2013-10-02 Vatican - Pope Francis is scheduled to travel to Assisi on Friday, October 4, the feast day of St. Francis of Assisi.

During his one-day pilgrimage to the city where St. Francis was born, the Pope will follow in his footsteps stopping to pray in Churches, Chapels and other places that were meaningful in the life and conversion of the beloved Saint. Amongst these is the Sanctuary of St. Damiano where Francis heard God asking him to go out and rebuild his Church, the magnificent upper Basilica of St. Francis with Giotto’s paintings of his life, the tiny “tugurio” - or hut - where Francis and his companions lived in total poverty, the “Eremo delle Carceri” where Francis prayed and made penance in close contact with nature, the tiny Portiuncula Chapel where Francis began his journey of faith and where he died on October 3 1226, his place of burial in the lower Basilica of St. Francis. The Pope will also meet with the poor, the disabled and the sick, and he will lunch at the Caritas soup kitchen with dozens of poor people who go there every day for assistance and care.

Assisi of course is home to a large Franciscan family, all of whom all looking with joy and with expectation to Pope Francis’s visit to the city of St. Francis. Vatican Radio’s Linda Bordoni chatted to Franciscan friar Joseph Rozansky, International Director of the Franciscan office of Justice, Peace and Integrity of Creation. She began by asking him what his reaction was when the newly nominated Cardinal Bergoglio announced he had chosen Francis as his name.

Fr. Rozansky recalls the episode that saw Cardinal Hummes turning to Bergoglio during the conclave and saying: “remember the poor when you are Pope”. But regardless of that – Fr. Rozanky points out – “his way, his manner, during his first public statements, showed why he chose the name”. And he points out: “Francis is very popular because of the way he always “grabs the bull by the horn” in many ways; he was always very willing to say what the truth of the matter was”. So for me – says Fr Rozansky – “from the beginning that was part of the reason he chose the name. Little by little the other details are coming out like the issue of how we treat poor people, of what’s happening in their lives – or people in general for that matter – the whole pastoral approach of who we are and what we do, the whole ecological issue - environmental justice”.

Fr. Rozansky points out that next year is the 35th anniversary of Francis being named patron of ecology “so what we are trying to do is prepare a reading of what that means for today, because obviously Francis wasn’t an ecologist or an environmentalist, but at the same time he loved creation because that spoke of God’s hand, and it seems to me that is the approach that Pope Francis is taking”. Father Rozansky also speaks of his happiness with the way the Pope “is living up to the name, getting people involved and working on a lot of the issues that for us, Franciscans, are important, and were important to him when he was in Argentina”.

How are Franciscans looking forward to the visit?

“Obviously for us Assisi and its environs are important.
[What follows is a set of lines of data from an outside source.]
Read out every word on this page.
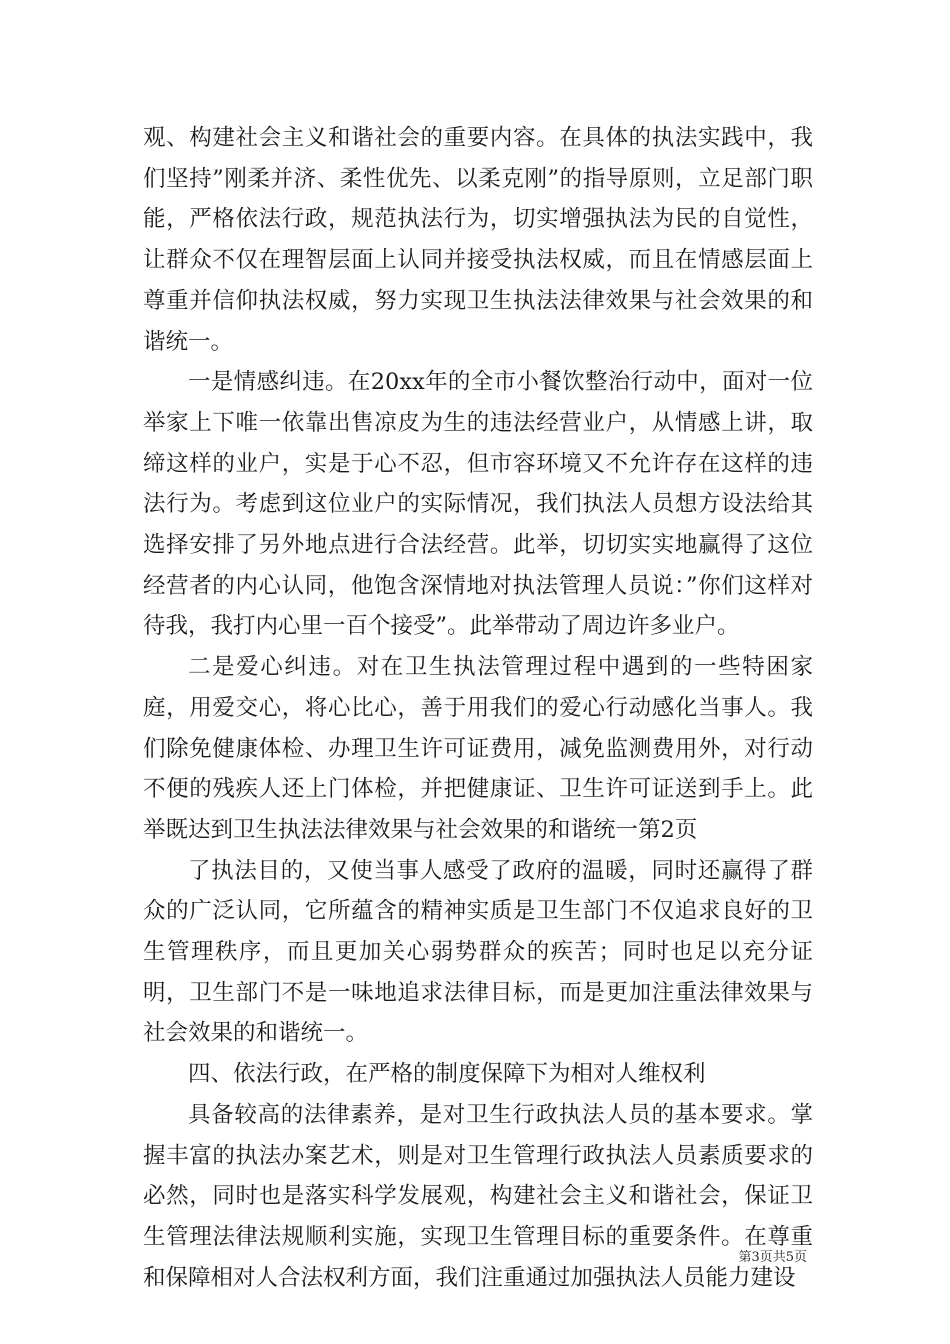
观、构建社会主义和谐社会的重要内容。在具体的执法实践中，我们坚持”刚柔并济、柔性优先、以柔克刚”的指导原则，立足部门职能，严格依法行政，规范执法行为，切实增强执法为民的自觉性，让群众不仅在理智层面上认同并接受执法权威，而且在情感层面上尊重并信仰执法权威，努力实现卫生执法法律效果与社会效果的和谐统一。

一是情感纠违。在20xx年的全市小餐饮整治行动中，面对一位举家上下唯一依靠出售凉皮为生的违法经营业户，从情感上讲，取缔这样的业户，实是于心不忍，但市容环境又不允许存在这样的违法行为。考虑到这位业户的实际情况，我们执法人员想方设法给其选择安排了另外地点进行合法经营。此举，切切实实地赢得了这位经营者的内心认同，他饱含深情地对执法管理人员说：”你们这样对待我，我打内心里一百个接受”。此举带动了周边许多业户。

二是爱心纠违。对在卫生执法管理过程中遇到的一些特困家庭，用爱交心，将心比心，善于用我们的爱心行动感化当事人。我们除免健康体检、办理卫生许可证费用，减免监测费用外，对行动不便的残疾人还上门体检，并把健康证、卫生许可证送到手上。此举既达到卫生执法法律效果与社会效果的和谐统一第2页

了执法目的，又使当事人感受了政府的温暖，同时还赢得了群众的广泛认同，它所蕴含的精神实质是卫生部门不仅追求良好的卫生管理秩序，而且更加关心弱势群众的疾苦；同时也足以充分证明，卫生部门不是一味地追求法律目标，而是更加注重法律效果与社会效果的和谐统一。

四、依法行政，在严格的制度保障下为相对人维权利

具备较高的法律素养，是对卫生行政执法人员的基本要求。掌握丰富的执法办案艺术，则是对卫生管理行政执法人员素质要求的必然，同时也是落实科学发展观，构建社会主义和谐社会，保证卫生管理法律法规顺利实施，实现卫生管理目标的重要条件。在尊重和保障相对人合法权利方面，我们注重通过加强执法人员能力建设

第3页共5页
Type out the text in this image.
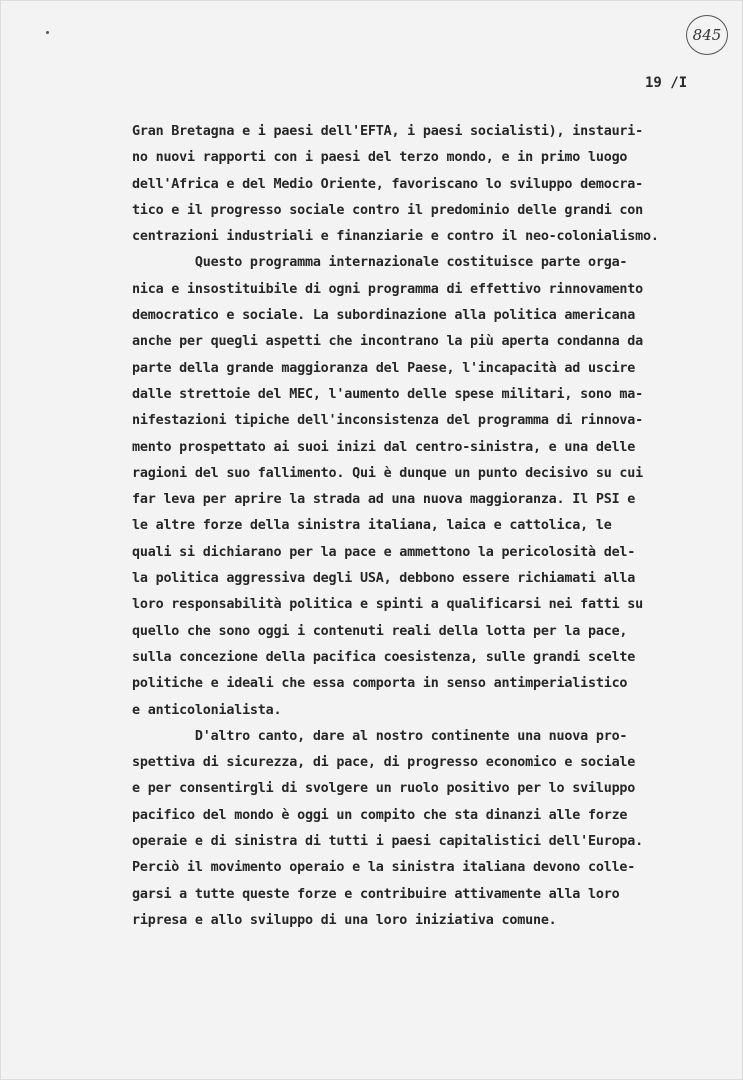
845
19 /I
Gran Bretagna e i paesi dell'EFTA, i paesi socialisti), instauri-
no nuovi rapporti con i paesi del terzo mondo, e in primo luogo
dell'Africa e del Medio Oriente, favoriscano lo sviluppo democra-
tico e il progresso sociale contro il predominio delle grandi con
centrazioni industriali e finanziarie e contro il neo-colonialismo.
Questo programma internazionale costituisce parte orga-
nica e insostituibile di ogni programma di effettivo rinnovamento
democratico e sociale. La subordinazione alla politica americana
anche per quegli aspetti che incontrano la più aperta condanna da
parte della grande maggioranza del Paese, l'incapacità ad uscire
dalle strettoie del MEC, l'aumento delle spese militari, sono ma-
nifestazioni tipiche dell'inconsistenza del programma di rinnova-
mento prospettato ai suoi inizi dal centro-sinistra, e una delle
ragioni del suo fallimento. Qui è dunque un punto decisivo su cui
far leva per aprire la strada ad una nuova maggioranza. Il PSI e
le altre forze della sinistra italiana, laica e cattolica, le
quali si dichiarano per la pace e ammettono la pericolosità del-
la politica aggressiva degli USA, debbono essere richiamati alla
loro responsabilità politica e spinti a qualificarsi nei fatti su
quello che sono oggi i contenuti reali della lotta per la pace,
sulla concezione della pacifica coesistenza, sulle grandi scelte
politiche e ideali che essa comporta in senso antimperialistico
e anticolonialista.
D'altro canto, dare al nostro continente una nuova pro-
spettiva di sicurezza, di pace, di progresso economico e sociale
e per consentirgli di svolgere un ruolo positivo per lo sviluppo
pacifico del mondo è oggi un compito che sta dinanzi alle forze
operaie e di sinistra di tutti i paesi capitalistici dell'Europa.
Perciò il movimento operaio e la sinistra italiana devono colle-
garsi a tutte queste forze e contribuire attivamente alla loro
ripresa e allo sviluppo di una loro iniziativa comune.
But for many different reasons: many people see Assisi as a place of pilgrimage and it depends a lot on how we understand pilgrimage. I’m hoping – just as he did not long ago when he went to visit a center for refugees in Rome, he had some very pointed things to say to religious in general, he asked “what are you doing with your empty convents” he said “you shouldn’t be turning them into hotels” – for me that was great because we had just been doing a reflection on the ethical use of resources. So I think, getting back to Assisi, he could really throw a challenge to us, I hope he does…(…) because it could be for nostalgic reasons that you want to go places like the “carcere” or walk in the steps of St. Francis, but it seems to me we need to retrieve the meaning of those places, what they meant for Francis and what they meant for his life. So for me: when I see the Pope going to Assisi, I hope he will be like his namesake, what he does will challenge us to think more about the gospel, the gospel values and what we are called to do… you need to see and you need to act…”.

“For me, looking to Assisi and to what the Pope will be doing there, I would really like this to be a moment for us to step back and say: “how well are we living the values that we proclaim, our vows, etc., because they are really a call to know the world that we live in and take up the challenges that we see around us today”.

And Father Rozansky continues: “What is it about Francis that after 800 years he is still so popular?” Speaking of a reflection on the subject he was asked to do a while ago, Father Rozansky reveals “I came up with the three “P”s: that he was Polite, he was Persistent and he was Practical. Polite – you could use courteous too; persistence: Francis didn’t give up on things; most of all he was practical: concrete – when God told him “you have to change your life, Francis left his house, left his city and embraced the lepers, literally! When he was praying before the crucifix of St. Damiano and he heard God tell him to rebuild his Church, Francis went out and got building materials and began by repairing the Portiuncula Chapel. And again, in his testament he talks about the Lord telling him to use the greeting of peace: “May the peace of the Lord be with you”. He does and he tells his brothers to do the same thing. And he really goes out, talks to people about the need for peace: Francis address the issue in concrete ways. (…) He was saying: “I know the conflict that you face in your life, we have it in all levels of our society and I challenge you to change that, to live in a different way so that you can find ways to be peaceful”.